Fin des années 80, après une petite traversée du désert, Al Pacino se faisait une nouvelle santé avec Mélodie pour un meurtre, polar sexy largement plébiscité par la critique et le public. Un thriller érotisant aux accent de films noir qui allait ouvrir la voie à une bonne vague sulfureuse dans le cinéma américain.
Il semble évident dès les premières minutes du film (avec une apparition d'un Samuel L. Jackson tout jeunot) qu'Al Pacino est ici dans son élément : le rôle d'un flic usé par la vie, par les déceptions amoureuses et la confrontation au crime dans les rues de New York. Un personnage distant, méfiant, tendance alcoolique et borderline que les yeux fatigués et la nonchalance nerveuse de l'acteur portent à merveille, contrastés par la bonhommie comique de l'excellent John Goodman et la sensualité sauvage d'Ellen Barkin. La relation entre les deux est d'ailleurs électrique, maintenue par une tension sexuelle constante, où pointe entre deux ébats une défiance, une menace. C'est que la demoiselle est justement une potentielle suspecte dans une affaire de triple meurtre. Le scénario de Richard Price (La Rançon) se montre sur ce point particulièrement habile, détaillant dans les répliques nombre d'indices contradictoires, de fausses pistes, d'allusions, et surtout jouant sur l'ambivalence des dialogues. Les parties de jambes en l'air deviennent alors autant des exutoires salvateurs pour le couple qu'un jeu de pouvoir entre dominateurs, un affrontement entre le flic et la femme fatale (?).
Plus proche du futur Basic Instinct que des opportunistes Sliver ou Color of Night et surtout du fantôme du finalement bien réac Femme Fatale, Mélodie pour un meurtre tendrait presque plus une chronique intimiste, une étude de mœurs se basant sur la difficulté de constituer un couple dans le monde moderne, qu'un polar proprement dit.
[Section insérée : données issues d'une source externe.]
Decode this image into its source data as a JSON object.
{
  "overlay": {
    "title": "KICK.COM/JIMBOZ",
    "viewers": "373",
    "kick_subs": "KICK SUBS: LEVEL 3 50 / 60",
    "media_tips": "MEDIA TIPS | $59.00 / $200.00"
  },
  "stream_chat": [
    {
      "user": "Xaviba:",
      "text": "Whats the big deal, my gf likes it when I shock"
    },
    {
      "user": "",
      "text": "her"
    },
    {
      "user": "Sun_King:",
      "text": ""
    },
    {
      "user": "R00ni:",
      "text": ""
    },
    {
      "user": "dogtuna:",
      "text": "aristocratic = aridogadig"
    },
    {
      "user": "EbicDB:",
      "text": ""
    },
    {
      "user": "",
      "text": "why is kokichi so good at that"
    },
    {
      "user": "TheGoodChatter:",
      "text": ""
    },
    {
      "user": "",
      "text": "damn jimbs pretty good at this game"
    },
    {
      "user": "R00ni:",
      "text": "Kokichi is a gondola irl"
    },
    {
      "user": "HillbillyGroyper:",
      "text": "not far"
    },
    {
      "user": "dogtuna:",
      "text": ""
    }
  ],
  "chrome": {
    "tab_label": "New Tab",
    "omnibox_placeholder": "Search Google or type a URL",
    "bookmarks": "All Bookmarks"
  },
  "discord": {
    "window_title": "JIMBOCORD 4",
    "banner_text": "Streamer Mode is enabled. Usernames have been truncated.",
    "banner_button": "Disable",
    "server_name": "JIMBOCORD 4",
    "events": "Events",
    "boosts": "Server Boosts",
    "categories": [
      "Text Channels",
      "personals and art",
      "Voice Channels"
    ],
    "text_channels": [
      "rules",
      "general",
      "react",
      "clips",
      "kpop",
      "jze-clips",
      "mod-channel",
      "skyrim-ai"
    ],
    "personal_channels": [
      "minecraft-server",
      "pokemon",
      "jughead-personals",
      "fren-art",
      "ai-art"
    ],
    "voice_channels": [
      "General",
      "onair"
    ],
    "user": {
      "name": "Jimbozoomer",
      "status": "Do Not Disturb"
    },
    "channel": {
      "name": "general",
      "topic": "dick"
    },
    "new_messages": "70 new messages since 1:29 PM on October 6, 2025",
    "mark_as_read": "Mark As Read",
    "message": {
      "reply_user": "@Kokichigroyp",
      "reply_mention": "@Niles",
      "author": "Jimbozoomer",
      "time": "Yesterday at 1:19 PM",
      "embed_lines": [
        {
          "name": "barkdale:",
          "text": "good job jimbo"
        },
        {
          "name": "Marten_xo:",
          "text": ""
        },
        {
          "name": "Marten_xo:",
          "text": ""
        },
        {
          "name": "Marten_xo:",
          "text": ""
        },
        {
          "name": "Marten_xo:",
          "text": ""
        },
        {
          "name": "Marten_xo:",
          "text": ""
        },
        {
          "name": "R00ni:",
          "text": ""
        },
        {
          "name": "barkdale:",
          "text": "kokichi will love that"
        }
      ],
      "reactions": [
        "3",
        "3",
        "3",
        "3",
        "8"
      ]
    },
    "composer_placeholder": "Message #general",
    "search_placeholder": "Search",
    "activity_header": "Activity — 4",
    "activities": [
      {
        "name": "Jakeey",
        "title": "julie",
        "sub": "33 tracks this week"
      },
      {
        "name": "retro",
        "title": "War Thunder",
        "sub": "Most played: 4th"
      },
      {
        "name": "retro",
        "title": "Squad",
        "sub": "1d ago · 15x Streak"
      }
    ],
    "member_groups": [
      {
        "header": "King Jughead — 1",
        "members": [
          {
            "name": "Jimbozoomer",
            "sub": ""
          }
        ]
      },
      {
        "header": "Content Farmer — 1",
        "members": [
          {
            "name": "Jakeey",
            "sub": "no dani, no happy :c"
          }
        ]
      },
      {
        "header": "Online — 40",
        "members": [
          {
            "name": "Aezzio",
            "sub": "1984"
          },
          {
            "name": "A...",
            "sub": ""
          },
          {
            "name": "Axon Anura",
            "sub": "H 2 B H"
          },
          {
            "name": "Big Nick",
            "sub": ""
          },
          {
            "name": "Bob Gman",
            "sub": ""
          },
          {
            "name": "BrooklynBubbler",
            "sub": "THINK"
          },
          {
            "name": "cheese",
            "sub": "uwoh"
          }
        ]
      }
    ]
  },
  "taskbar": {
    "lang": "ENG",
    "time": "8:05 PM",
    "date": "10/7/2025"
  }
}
Après une introduction plutôt réussie, malsaine, où un homme nu est obligé de mimer l'acte sexuel avant de se faire tirer dans la tête sur un air de vieux standard, l'affaire a vite tendance à s'enliser volontairement. Dans les petits détails inintéressants d'abord, dans la romance de Pacino ensuite ou dans les séquences amusantes des fausses rencontres dans un restaurant de la ville. En tout cas, l'enquête ne montre que trop peu de tension par elle-même, laissant envisager sans surprise l'identité du véritable criminel bien trop rapidement, pour l'achever dans un final prévisible balayé d'un geste. La piste du faux coupable, noir bien entendu, sera d'ailleurs oublié en cours de route, malheureusement relégué au rayon des scènes coupées. Cinéaste certes assez anonyme, Harold Becker (Code Mercury, Malice, L'Intrus... euh, que du bon ?) rejoint Al Pacino quand il perçoit surtout le cœur du film dans l'exploration d'un personnage solitaire, au bord de l'effondrement, ex-mari possessif, construit comme le reflet d'une ville, New York, surpeuplée, bruyante, constamment occupée mais désincarnée.
L'incarnation de la cité à l'écran est d'ailleurs admirable, parfois même capturée au vif, et offre à ce film noir moderne, une intensité romantique et sensuelle décuplée. Film d'atmosphère, de caractère, illustration précurseur où les recherches romantique par petites annonces renvoient étrangement aujourd'hui aux nombreuses applications de rencontres, Mélodie pour un meurtre n'a finalement pour grandes failles que de mettre peu à peu de coté ses prémices de polar véritablement sulfureux, particulièrement notable dans l'utilisation de la musique. Si de son côté Trevor Jones (Dark City, From Hell) joue à la perfection sa partition jazzy, le fameux (et superbe) « Sea of Love » de Phil Phillips qui donne son titre original au film est machinalement oublié. Là ou sur des notes sucrées et nostalgique, le thriller aurait pu prendre une certaine étrangeté, s'ancrer sur les contrastes entre la violence des crimes et la douceur des notes, il ne restera que quelques courtes minutes en ouverture dont le reste du film ne saura manifestement jamais totalement quoi en faire. La faute sans doute à de nombreuses réécritures, aux oppositions d'objectifs entre la Universal, la star et son réalisateur, reste que le joli succès rencontré à sa sortie relancera spectaculairement la stature d'Al Pacino et ouvrira la porte à un autre thriller avec femme fatale au regard assassin, et bien plus maîtrisée : Basic Instinct.